Willem de Kooning [1903–1997] had briefly worked in collage during the late 1940s, but this medium was most fully developed by his Italian-American colleague Conrad Marca-Relli [1913–2000]. From the 1950s and throughout his long career Marca-Relli produced large-scale collages often layered with fabric, leather, metal, or vinyl in contrasting shapes of black and dark earth tones against lighter shapes of whites, creams, and beiges. Thomas adopted a similar color scheme. Another leading first generation Abstract Expressionist who pushed the collage tradition was the Italian Alberto Burri [1915–1995] who incorporated a range of fabrics, burlap, and plastics with tar and pigments. By the mid 1950s he was pioneering the movement of collage toward assemblage as his works revealed an increasingly deeper third dimension by using plastics, charred wood, and scrap iron sheets. Joining Burri in his international impact was the Spaniard Antoni Tapies [1923–2012] who in the early 1950s began mixing non-traditional materials in a style he referred to as pintura matèrica.  In New York, the collision of collage and assemblage was brought to another level from the mid 1950s to 1961 when Robert Rauschenberg [1925–2008] began to position objects emerging dramatically from the surface of his painted canvases. Pushing collage deeper into three dimensions, he called this series of assemblages “combine paintings.”
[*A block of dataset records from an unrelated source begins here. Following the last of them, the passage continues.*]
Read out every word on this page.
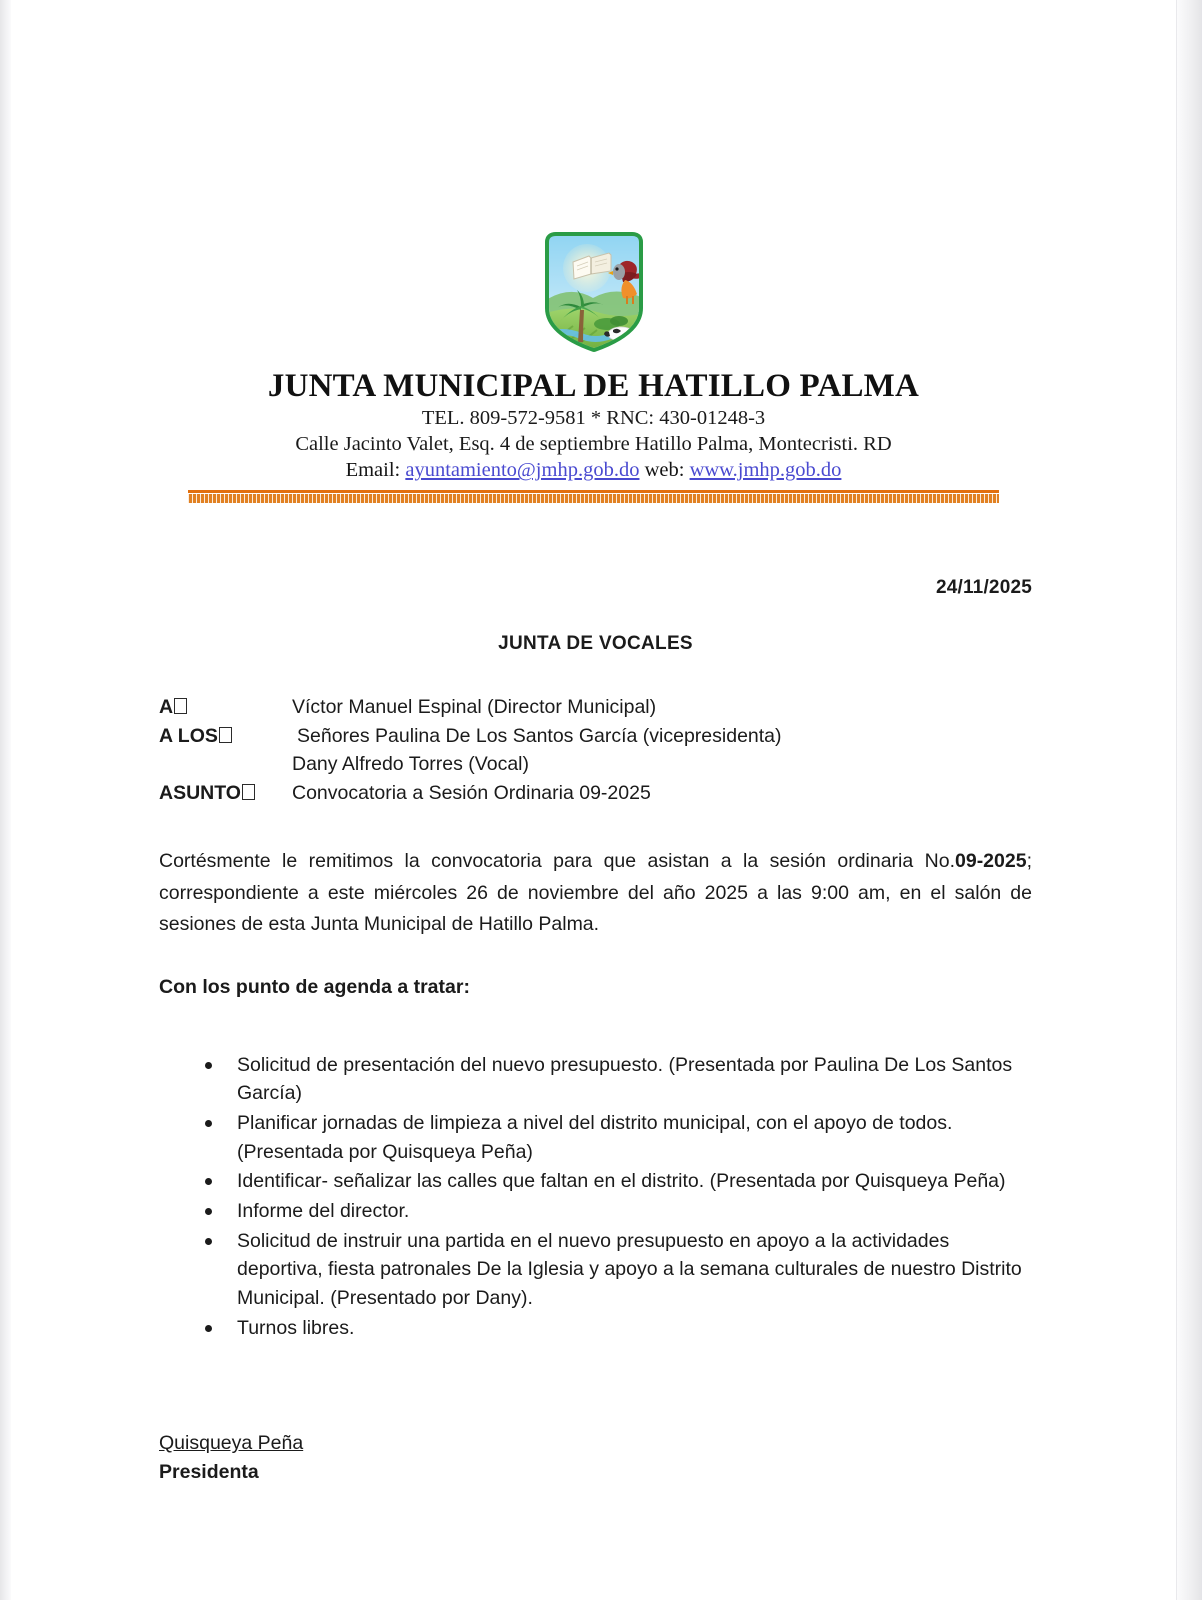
JUNTA MUNICIPAL DE HATILLO PALMA
TEL. 809-572-9581 * RNC: 430-01248-3
Calle Jacinto Valet, Esq. 4 de septiembre Hatillo Palma, Montecristi. RD
Email: ayuntamiento@jmhp.gob.do web: www.jmhp.gob.do
24/11/2025
JUNTA DE VOCALES
A	Víctor Manuel Espinal (Director Municipal)
A LOS	Señores Paulina De Los Santos García (vicepresidenta)
Dany Alfredo Torres (Vocal)
ASUNTO	Convocatoria a Sesión Ordinaria 09-2025

Cortésmente le remitimos la convocatoria para que asistan a la sesión ordinaria No.09-2025; correspondiente a este miércoles 26 de noviembre del año 2025 a las 9:00 am, en el salón de sesiones de esta Junta Municipal de Hatillo Palma.

Con los punto de agenda a tratar:
Solicitud de presentación del nuevo presupuesto. (Presentada por Paulina De Los Santos García)
Planificar jornadas de limpieza a nivel del distrito municipal, con el apoyo de todos. (Presentada por Quisqueya Peña)
Identificar- señalizar las calles que faltan en el distrito. (Presentada por Quisqueya Peña)
Informe del director.
Solicitud de instruir una partida en el nuevo presupuesto en apoyo a la actividades deportiva, fiesta patronales De la Iglesia y apoyo a la semana culturales de nuestro Distrito Municipal. (Presentado por Dany).
Turnos libres.
Quisqueya Peña
Presidenta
This international dialogue of collage and assemblage continued into the tumultuous 1960s, a decade when even the Abstract Expressionists — those great disruptors — were in turn upset. It was a decade of seismic consequences. All bets were off. The art world exploded with a succession of new and disparate movements ranging from Pop Art to Hard Edge and from Minimalism to Op Art. Each was an overlapping assault reacting against, or morphing from, Abstract Expressionism. Collage and assemblage were part of that assault. Thomas must have been aware of the 1961 exhibition, “The Art of Assemblage,” at the Museum of Modern Art in New York, which featured a range of masters from Braque and Picasso through the contemporaries Robert Rauschenberg and Bruce Connor [1933–2008]. By the late 1950s Connor had begun to push his paintings and collages into assemblages with a wide range of disparate objects never intended as art materials. Sari Dienes [1898–1992] was an important but nearly forgotten pioneer in collage and assemblage in late 1940s. During the mid 1950s she exhibited at Betty Parsons Gallery a series of collages made with found objects as well as rubbings from the city’s sidewalks on large sheets of paper. Among her studio assistants were the young Robert Rauschenberg and Jasper Johns. Her works were also included in the American Federation of Arts touring exhibition Art and the Found Object in 1958-59 as well as the MoMA assemblage exhibition of 1961.

In 1963 the collage/assemblage movement caught Thomas’s imagination and he began to integrate into his compositions those flattened and crushed objects that are the refuse of our consumer culture. At this time the Arte Povera movement coming out of Italy reinforced his efforts. These artists revived the use of found objects such as fabrics, paper, rope, clothing, scraps of wood, metals, and even rocks.  Arte Povera was the opposite of Minimalism and all of the other art movements concurrently vying for attention in America. Its spiritual genesis must be credited fifty years earlier to Marcel Duchamp, that pioneer of the Dada movement whose “readymade” works set the tone for generations of conceptualist artists of the 1960s–70s and beyond.

Inspired by the assemblage movement, from 1963 until his death in 1994, Thomas’s approach to collage was to utilize nature’s castaways and society’s detritus in their crushed forms, subtly projecting in bas relief from the flat picture plane. Sadly, his considerable accomplishment went unrecognized — a victim of his personal demons. Late in life he even remodeled part of his home as a gallery, as if that transformative act would in itself invite viewers. But, ultimately, Thomas must have seen himself as a castaway for no one ever saw the private gallery in his Rockville, Maryland, home that ultimately fell to the wrecking ball.